Comment le lien de subordination est-il caractérisé dans le cadre de KOH-LANTA ?

Le lien de subordination dans le cadre de KOH-LANTA est établi par plusieurs éléments. D’une part, la société de production impose aux candidats de participer activement aux scènes de tournage, ce qui nécessite un effort physique et psychologique.

D’autre part, le Règlement des Candidats place les participants sous l’autorité du producteur, qui a le pouvoir de sanctionner. Par exemple, les articles du règlement stipulent que les candidats doivent être disponibles pendant toute la durée du tournage et s’engagent à participer à toutes les activités nécessaires à la production.

Quelles sont les conséquences de l’absence de prescription de l’action ?

Le conseil de prud’hommes a rejeté certaines demandes du candidat KOH-LANTA en raison de la prescription. Selon l’article L.3245-1 du code du travail, les demandes relatives aux salaires et heures supplémentaires sont soumises à une prescription quinquennale.

Dans ce cas, l’action a été introduite en 2011 pour un tournage qui a eu lieu en 2001, rendant les demandes irrecevables. Cependant, les demandes de dommages-intérêts, notamment pour travail dissimulé, sont soumises à la prescription de droit commun, ce qui permet au candidat de poursuivre ces demandes.

Qu’est-ce qui caractérise le travail dissimulé selon le code du travail ?

Le travail dissimulé est défini par l’article L. 8221-5 du code du travail comme le fait pour un employeur de ne pas respecter les formalités de déclaration d’embauche ou de délivrance de bulletins de paie.

Pour qu’il y ait dissimulation, il faut prouver que l’employeur a agi intentionnellement pour éviter ces obligations. Dans le cas de KOH-LANTA, la société de production a considéré que le Règlement Candidats suffisait pour encadrer la relation contractuelle, ce qui rend difficile la caractérisation d’une intention de dissimuler le travail salarié.

Quels types de dommages et intérêts ont été accordés au candidat KOH-LANTA ?

Le candidat KOH-LANTA a obtenu des dommages et intérêts complémentaires en raison des restrictions imposées à ses libertés individuelles. Ces restrictions incluaient le retrait de son passeport et de son téléphone portable, l’interdiction de communiquer avec l’extérieur, et l’obligation de rester sur le site pendant toute la durée du tournage.

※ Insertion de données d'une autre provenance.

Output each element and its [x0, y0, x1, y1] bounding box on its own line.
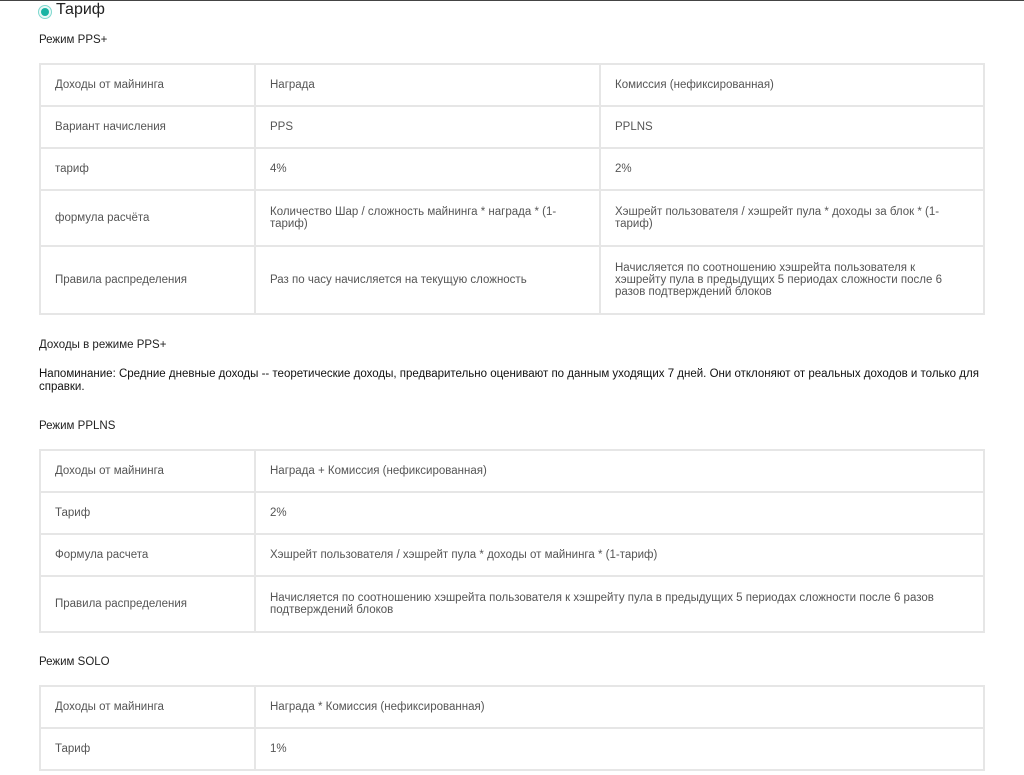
- table-row: [40, 190, 984, 246]
- table-row: [40, 246, 984, 314]
- table-cell: Начисляется по соотношению хэшрейта пользователя к хэшрейту пула в предыдущих 5 периодах сложности после 6 разов подтверждений блоков: [255, 576, 984, 632]
- table-cell: Доходы от майнинга: [40, 686, 255, 728]
- solo-table: [39, 685, 985, 771]
- table-cell: Тариф: [40, 728, 255, 770]
- table-row: [40, 686, 984, 728]
- table-cell: 2%: [255, 492, 984, 534]
- table-cell: Награда + Комиссия (нефиксированная): [255, 450, 984, 492]
- table-cell: Вариант начисления: [40, 106, 255, 148]
- table-cell: Тариф: [40, 492, 255, 534]
- table-row: [40, 106, 984, 148]
- table-row: [40, 728, 984, 770]
- table-cell: Раз по часу начисляется на текущую сложность: [255, 246, 600, 314]
- table-cell: Количество Шар / сложность майнинга * награда * (1-тариф): [255, 190, 600, 246]
- table-row: [40, 576, 984, 632]
- top-border: [0, 0, 1024, 1]
- solo-label: Режим SOLO: [39, 656, 110, 668]
- table-cell: тариф: [40, 148, 255, 190]
- table-row: [40, 492, 984, 534]
- table-cell: 1%: [255, 728, 984, 770]
- table-cell: Начисляется по соотношению хэшрейта пользователя к хэшрейту пула в предыдущих 5 периодах сложности после 6 разов подтверждений блоков: [600, 246, 984, 314]
- table-row: [40, 534, 984, 576]
- income-note: Напоминание: Средние дневные доходы -- теоретические доходы, предварительно оценивают по данным уходящих 7 дней. Они отклоняют от реальных доходов и только для справки.: [39, 368, 979, 393]
- table-cell: 2%: [600, 148, 984, 190]
- table-cell: Награда * Комиссия (нефиксированная): [255, 686, 984, 728]
- pps-plus-table: [39, 63, 985, 315]
- table-cell: Хэшрейт пользователя / хэшрейт пула * доходы за блок * (1-тариф): [600, 190, 984, 246]
- table-cell: Правила распределения: [40, 576, 255, 632]
- table-cell: 4%: [255, 148, 600, 190]
- table-cell: Комиссия (нефиксированная): [600, 64, 984, 106]
- table-cell: Формула расчета: [40, 534, 255, 576]
- pps-plus-label: Режим PPS+: [39, 34, 108, 46]
- radio-selected-icon[interactable]: [38, 5, 52, 19]
- table-cell: PPLNS: [600, 106, 984, 148]
- table-cell: Хэшрейт пользователя / хэшрейт пула * доходы от майнинга * (1-тариф): [255, 534, 984, 576]
- pplns-table: [39, 449, 985, 633]
- table-row: [40, 148, 984, 190]
- table-row: [40, 450, 984, 492]
- page-title: Тариф: [56, 1, 105, 18]
- pplns-label: Режим PPLNS: [39, 420, 116, 432]
- table-cell: Награда: [255, 64, 600, 106]
- table-cell: Доходы от майнинга: [40, 450, 255, 492]
- table-row: [40, 64, 984, 106]
- table-cell: формула расчёта: [40, 190, 255, 246]
- table-cell: Доходы от майнинга: [40, 64, 255, 106]
- pps-plus-income-label: Доходы в режиме PPS+: [39, 339, 167, 351]
- table-cell: Правила распределения: [40, 246, 255, 314]
- page-header: [38, 0, 105, 20]
- table-cell: PPS: [255, 106, 600, 148]
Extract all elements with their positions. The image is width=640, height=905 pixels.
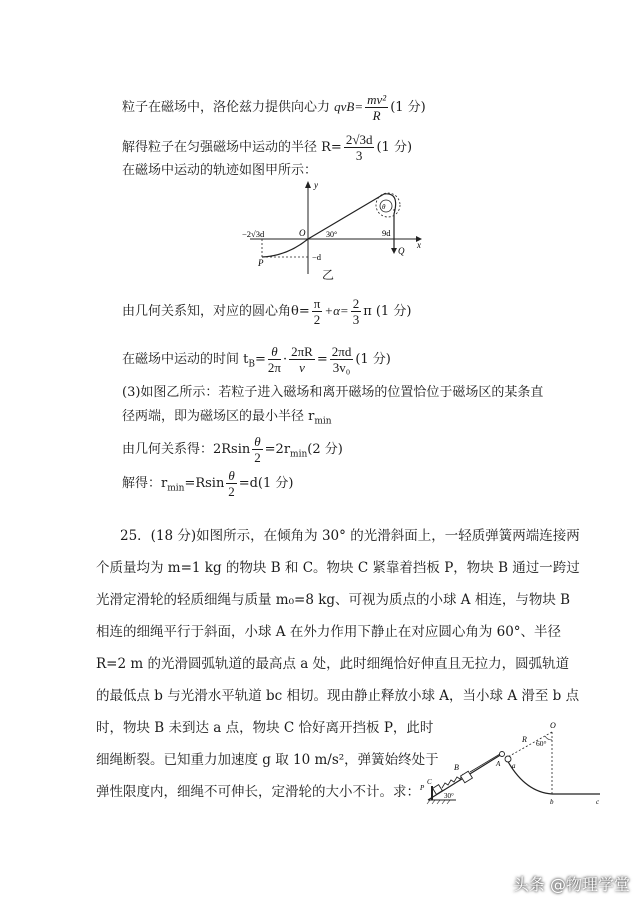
block-c bbox=[433, 785, 443, 795]
fraction bbox=[344, 132, 375, 163]
label-60: 60° bbox=[536, 739, 547, 748]
ball-a bbox=[505, 756, 511, 762]
fraction bbox=[226, 468, 236, 499]
y-axis-arrow bbox=[305, 181, 311, 188]
problem-line: 的最低点 b 与光滑水平轨道 bc 相切。现由静止释放小球 A，当小球 A 滑至 b 点 bbox=[96, 688, 580, 704]
numerator: 2πR bbox=[291, 344, 313, 359]
line-text: 由几何关系知，对应的圆心角θ= bbox=[122, 304, 310, 319]
operator: =2r bbox=[264, 442, 291, 457]
problem-line: 25．(18 分)如图所示，在倾角为 30° 的光滑斜面上，一轻质弹簧两端连接两 bbox=[120, 528, 580, 544]
line-tail: π (1 分) bbox=[363, 304, 412, 319]
label-b-block: B bbox=[454, 763, 459, 772]
line-text: 解得：r bbox=[122, 476, 168, 491]
angle-label: 30° bbox=[326, 230, 338, 239]
solution-line-8 bbox=[122, 434, 343, 465]
operator: +α= bbox=[324, 303, 349, 318]
label-o: O bbox=[550, 721, 556, 730]
score: (1 分) bbox=[376, 140, 413, 155]
y-label: y bbox=[314, 180, 318, 190]
straight-path bbox=[308, 194, 384, 239]
subscript: min bbox=[314, 416, 332, 427]
problem-line: 细绳断裂。已知重力加速度 g 取 10 m/s²，弹簧始终处于 bbox=[96, 752, 439, 768]
denominator: 3 bbox=[352, 312, 360, 327]
solution-line-5 bbox=[122, 344, 391, 375]
problem-line: R=2 m 的光滑圆弧轨道的最高点 a 处，此时细绳恰好伸直且无拉力，圆弧轨道 bbox=[96, 656, 570, 672]
trajectory-figure bbox=[242, 178, 432, 278]
denominator: 2π bbox=[267, 360, 281, 375]
x-end-label: 9d bbox=[382, 228, 391, 238]
line-text: 径两端，即为磁场区的最小半径 r bbox=[122, 409, 315, 424]
exit-arrow bbox=[391, 248, 397, 254]
solution-line-7 bbox=[122, 408, 332, 431]
label-c-point: c bbox=[596, 798, 600, 806]
line-text: 粒子在磁场中，洛伦兹力提供向心力 bbox=[122, 100, 335, 115]
neg-d-label: −d bbox=[312, 252, 322, 262]
operator: = bbox=[316, 352, 328, 367]
subscript: min bbox=[290, 449, 308, 460]
parabolic-path bbox=[262, 239, 308, 257]
operator: =Rsin bbox=[184, 476, 225, 491]
spring bbox=[442, 774, 463, 788]
fraction-1 bbox=[268, 344, 281, 375]
watermark: 头条 @物理学堂 bbox=[512, 875, 630, 894]
numerator: mv² bbox=[367, 92, 387, 107]
operator: = bbox=[254, 352, 266, 367]
fraction-1 bbox=[312, 296, 323, 327]
pulley bbox=[500, 752, 505, 757]
label-c: C bbox=[427, 778, 432, 786]
figure-caption: 乙 bbox=[322, 268, 335, 282]
subscript: min bbox=[167, 483, 185, 494]
label-a-point: a bbox=[512, 762, 516, 770]
ground-hatching bbox=[427, 800, 450, 804]
score: (2 分) bbox=[307, 442, 343, 457]
denominator: v bbox=[299, 360, 305, 375]
incline-figure bbox=[418, 718, 606, 808]
solution-line-2 bbox=[122, 132, 412, 163]
problem-line: 相连的细绳平行于斜面，小球 A 在外力作用下静止在对应圆心角为 60°、半径 bbox=[96, 624, 562, 640]
point-q-label: Q bbox=[398, 246, 405, 256]
x-label: x bbox=[417, 240, 421, 250]
equation-lhs: qvB= bbox=[334, 99, 364, 114]
problem-line: 时，物块 B 未到达 a 点，物块 C 恰好离开挡板 P，此时 bbox=[96, 720, 434, 736]
denominator: R bbox=[372, 108, 381, 123]
numerator: θ bbox=[254, 434, 261, 449]
problem-line: 弹性限度内，细绳不可伸长，定滑轮的大小不计。求： bbox=[96, 784, 420, 800]
fraction-2 bbox=[351, 296, 362, 327]
numerator: θ bbox=[268, 344, 281, 360]
solution-line-6: (3)如图乙所示：若粒子进入磁场和离开磁场的位置恰位于磁场区的某条直 bbox=[122, 385, 544, 400]
dot-operator: · bbox=[282, 352, 288, 367]
label-r: R bbox=[522, 735, 527, 744]
label-b-point: b bbox=[550, 798, 554, 806]
label-p: P bbox=[420, 784, 425, 792]
subscript: B bbox=[248, 359, 255, 370]
problem-line: 个质量均为 m=1 kg 的物块 B 和 C。物块 C 紧靠着挡板 P，物块 B 通过一跨过 bbox=[96, 560, 580, 576]
theta-label: θ bbox=[382, 203, 386, 211]
score: (1 分) bbox=[355, 352, 391, 367]
solution-line-9 bbox=[122, 468, 293, 499]
solution-line-3: 在磁场中运动的轨迹如图甲所示： bbox=[122, 163, 318, 178]
origin-label: O bbox=[299, 228, 306, 238]
fraction bbox=[252, 434, 262, 465]
numerator: π bbox=[313, 296, 321, 311]
line-text: 在磁场中运动的时间 t bbox=[122, 352, 249, 367]
point-p-label: P bbox=[258, 258, 264, 268]
denominator: 2 bbox=[228, 484, 235, 499]
score: (1 分) bbox=[390, 100, 426, 115]
numerator: θ bbox=[228, 468, 235, 483]
numerator: 2πd bbox=[331, 344, 352, 359]
fraction-3 bbox=[330, 344, 354, 375]
fraction bbox=[365, 92, 388, 123]
denominator: 3 bbox=[355, 148, 363, 163]
numerator: 2√3d bbox=[345, 132, 373, 147]
line-text: 由几何关系得：2Rsin bbox=[122, 442, 251, 457]
label-a-ball: A bbox=[496, 760, 501, 768]
problem-line: 光滑定滑轮的轻质细绳与质量 m₀=8 kg、可视为质点的小球 A 相连，与物块 B bbox=[96, 592, 571, 608]
denominator: 3v₀ bbox=[332, 360, 351, 375]
label-30: 30° bbox=[444, 792, 454, 800]
fraction-2 bbox=[289, 344, 315, 375]
line-text: 解得粒子在匀强磁场中运动的半径 R= bbox=[122, 140, 342, 155]
solution-line-1 bbox=[122, 92, 426, 123]
numerator: 2 bbox=[352, 296, 360, 311]
solution-line-4 bbox=[122, 296, 411, 327]
line-tail: =d(1 分) bbox=[238, 476, 294, 491]
denominator: 2 bbox=[313, 312, 321, 327]
denominator: 2 bbox=[254, 450, 261, 465]
neg-x-label: −2√3d bbox=[242, 229, 265, 239]
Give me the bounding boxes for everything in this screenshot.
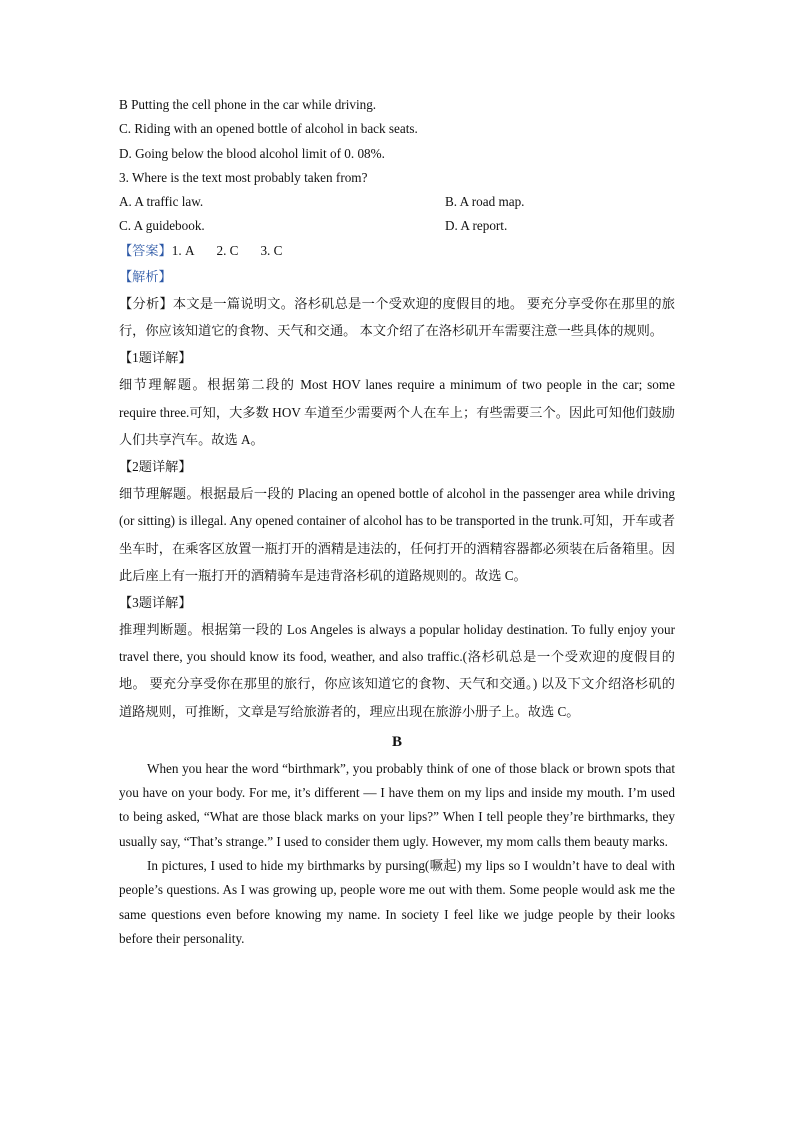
- question-3-options-row-1: [119, 190, 675, 214]
- q1-detail-body: 细节理解题。根据第二段的 Most HOV lanes require a minimum of two people in the car; some require three.可知，大多数 HOV 车道至少需要两个人在车上；有些需要三个。因此可知他们鼓励人们共享汽车。故选 A。: [119, 377, 675, 447]
- analysis-label: 【解析】: [119, 269, 172, 285]
- option-3a: A. A traffic law.: [119, 194, 204, 210]
- question-3-options-row-2: [119, 214, 675, 238]
- q1-detail-heading: 【1题详解】: [119, 350, 192, 366]
- option-2d: D. Going below the blood alcohol limit of 0. 08%.: [119, 145, 385, 161]
- question-3-stem: 3. Where is the text most probably taken from?: [119, 169, 368, 185]
- q2-detail-heading: 【2题详解】: [119, 459, 192, 475]
- q3-detail-body: 推理判断题。根据第一段的 Los Angeles is always a popular holiday destination. To fully enjoy your travel there, you should know its food, weather, and also traffic.(洛杉矶总是一个受欢迎的度假目的地。 要充分享受你在那里的旅行，你应该知道它的食物、天气和交通。) 以及下文介绍洛杉矶的道路规则，可推断，文章是写给旅游者的，理应出现在旅游小册子上。故选 C。: [119, 621, 675, 719]
- section-b-paragraph-2: In pictures, I used to hide my birthmarks by pursing(噘起) my lips so I wouldn’t have to deal with people’s questions. As I was growing up, people wore me out with them. Some people would ask me the same questions even before knowing my name. In society I feel like we judge people by their looks before their personality.: [119, 857, 675, 946]
- section-b-title: B: [391, 733, 402, 750]
- answer-label: 【答案】: [119, 242, 172, 258]
- option-3b: B. A road map.: [445, 194, 525, 210]
- option-2c: C. Riding with an opened bottle of alcohol in back seats.: [119, 121, 418, 137]
- option-2b: B Putting the cell phone in the car while driving.: [119, 97, 377, 112]
- answer-line: [119, 239, 675, 263]
- section-b-paragraph-1: When you hear the word “birthmark”, you probably think of one of those black or brown spots that you have on your body. For me, it’s different — I have them on my lips and inside my mouth. I’m used to being asked, “What are those black marks on your lips?” When I tell people they’re birthmarks, they usually say, “That’s strange.” I used to consider them ugly. However, my mom calls them beauty marks.: [119, 760, 675, 849]
- analysis-summary: 【分析】本文是一篇说明文。洛杉矶总是一个受欢迎的度假目的地。 要充分享受你在那里的旅行，你应该知道它的食物、天气和交通。 本文介绍了在洛杉矶开车需要注意一些具体的规则。: [119, 296, 675, 339]
- document-content: [119, 93, 675, 951]
- answer-item-3: 3. C: [260, 242, 283, 258]
- option-3c: C. A guidebook.: [119, 218, 205, 234]
- answer-item-1: 1. A: [171, 242, 195, 258]
- answer-item-2: 2. C: [216, 242, 239, 258]
- q2-detail-body: 细节理解题。根据最后一段的 Placing an opened bottle of alcohol in the passenger area while driving (or sitting) is illegal. Any opened container of alcohol has to be transported in the trunk.可知，开车或者坐车时，在乘客区放置一瓶打开的酒精是违法的，任何打开的酒精容器都必须装在后备箱里。因此后座上有一瓶打开的酒精骑车是违背洛杉矶的道路规则的。故选 C。: [119, 486, 675, 583]
- option-3d: D. A report.: [445, 218, 508, 234]
- q3-detail-heading: 【3题详解】: [119, 594, 192, 610]
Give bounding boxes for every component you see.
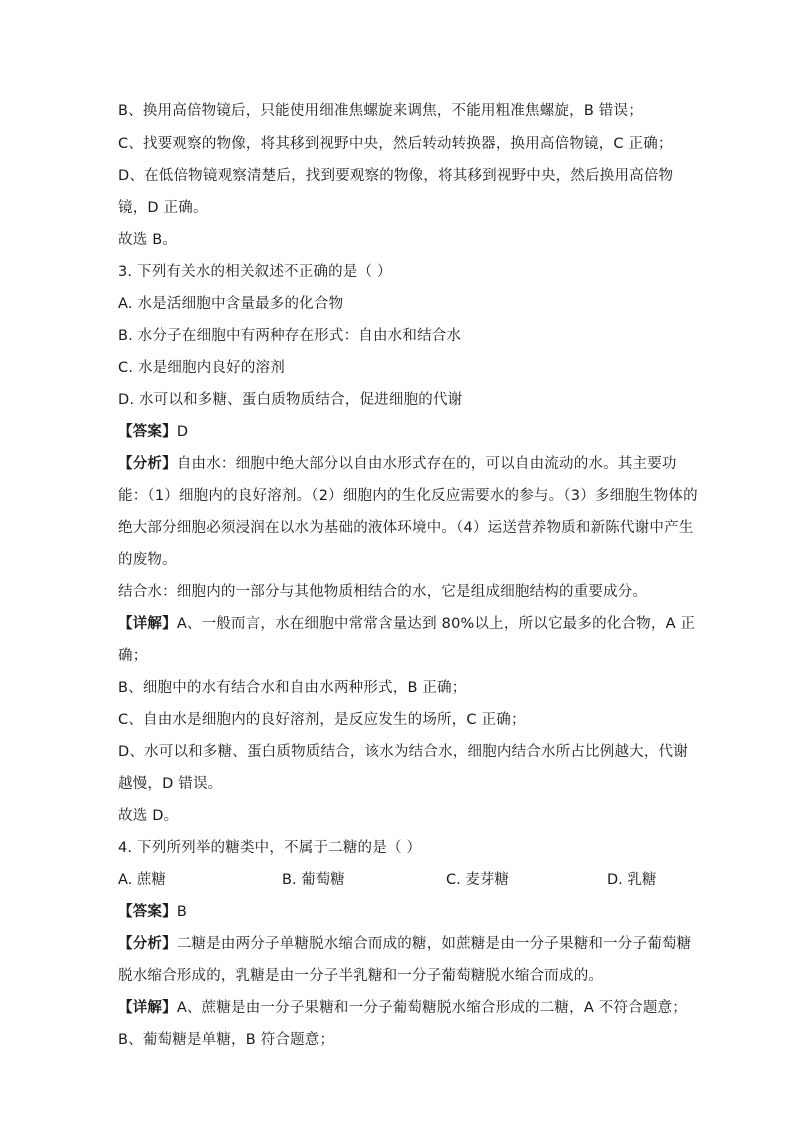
q4-option-b: B. 葡萄糖 <box>282 872 345 888</box>
q3-option-b: B. 水分子在细胞中有两种存在形式：自由水和结合水 <box>118 328 462 344</box>
detail-tag: 【详解】 <box>118 616 177 632</box>
detail-text: A、一般而言，水在细胞中常常含量达到 80%以上，所以它最多的化合物，A 正 <box>176 616 696 632</box>
answer-tag: 【答案】 <box>118 424 177 440</box>
answer-tag: 【答案】 <box>118 904 177 920</box>
answer-value: B <box>176 904 187 920</box>
q3-analysis-line: 能：（1）细胞内的良好溶剂。（2）细胞内的生化反应需要水的参与。（3）多细胞生物体的 <box>118 488 698 504</box>
detail-text: A、蔗糖是由一分子果糖和一分子葡萄糖脱水缩合形成的二糖，A 不符合题意； <box>176 1000 687 1016</box>
q4-analysis-line: 脱水缩合形成的，乳糖是由一分子半乳糖和一分子葡萄糖脱水缩合而成的。 <box>118 968 604 984</box>
q3-analysis-line: 绝大部分细胞必须浸润在以水为基础的液体环境中。（4）运送营养物质和新陈代谢中产生 <box>118 520 694 536</box>
q3-detail-line: 越慢，D 错误。 <box>118 776 223 792</box>
q4-answer <box>118 902 187 922</box>
prev-option-d-explanation: D、在低倍物镜观察清楚后，找到要观察的物像，将其移到视野中央，然后换用高倍物 <box>118 168 674 184</box>
analysis-text: 自由水：细胞中绝大部分以自由水形式存在的，可以自由流动的水。其主要功 <box>176 456 677 472</box>
q4-detail <box>118 998 687 1018</box>
prev-option-b-explanation: B、换用高倍物镜后，只能使用细准焦螺旋来调焦，不能用粗准焦螺旋，B 错误； <box>118 103 643 119</box>
prev-option-c-explanation: C、找要观察的物像，将其移到视野中央，然后转动转换器，换用高倍物镜，C 正确； <box>118 136 673 152</box>
q3-answer <box>118 422 188 442</box>
analysis-text: 二糖是由两分子单糖脱水缩合而成的糖，如蔗糖是由一分子果糖和一分子葡萄糖 <box>176 936 692 952</box>
prev-choose: 故选 B。 <box>118 232 178 248</box>
q4-stem: 4. 下列所列举的糖类中，不属于二糖的是（ ） <box>118 840 422 856</box>
q3-detail <box>118 614 695 634</box>
q3-analysis <box>118 454 677 474</box>
q3-analysis-line: 的废物。 <box>118 552 177 568</box>
q4-option-d: D. 乳糖 <box>607 872 657 888</box>
analysis-tag: 【分析】 <box>118 936 177 952</box>
q3-detail-line: C、自由水是细胞内的良好溶剂，是反应发生的场所，C 正确； <box>118 712 526 728</box>
q3-choose: 故选 D。 <box>118 808 179 824</box>
q3-detail-line: B、细胞中的水有结合水和自由水两种形式，B 正确； <box>118 680 467 696</box>
q4-detail-line: B、葡萄糖是单糖，B 符合题意； <box>118 1032 335 1048</box>
detail-tag: 【详解】 <box>118 1000 177 1016</box>
q3-stem: 3. 下列有关水的相关叙述不正确的是（ ） <box>118 264 392 280</box>
q3-option-a: A. 水是活细胞中含量最多的化合物 <box>118 296 344 312</box>
q3-option-c: C. 水是细胞内良好的溶剂 <box>118 360 285 376</box>
prev-option-d-explanation-cont: 镜，D 正确。 <box>118 200 208 216</box>
q3-detail-line: D、水可以和多糖、蛋白质物质结合，该水为结合水，细胞内结合水所占比例越大，代谢 <box>118 744 688 760</box>
q4-analysis <box>118 934 691 954</box>
q4-option-a: A. 蔗糖 <box>118 872 166 888</box>
analysis-tag: 【分析】 <box>118 456 177 472</box>
q3-option-d: D. 水可以和多糖、蛋白质物质结合，促进细胞的代谢 <box>118 392 463 408</box>
q4-option-c: C. 麦芽糖 <box>446 872 509 888</box>
q3-detail-line: 确； <box>118 648 148 664</box>
answer-value: D <box>176 424 189 440</box>
q3-analysis-line: 结合水：细胞内的一部分与其他物质相结合的水，它是组成细胞结构的重要成分。 <box>118 584 648 600</box>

Ces mesures ont été jugées disproportionnées et ont conduit à l’octroi d’une indemnité complémentaire de 3.000 €. L’employeur a l’obligation de garantir aux salariés des conditions de travail respectueuses de leurs droits, ce qui n’a pas été le cas ici.

La société de production a-t-elle violé le droit à l’image des participants ?

Non, la société de production n’a pas été condamnée pour violation du droit à l’image. Les dispositions du règlement de participation précisaient clairement l’exploitation de l’image, du nom et de la voix des participants pour le programme spécifique.

Cette condition de spécialité est essentielle pour respecter le droit à l’image. Ainsi, tant que les participants ont consenti à l’utilisation de leur image dans le cadre de l’émission, la société de production est en droit d’exploiter ces éléments sans encourir de sanctions.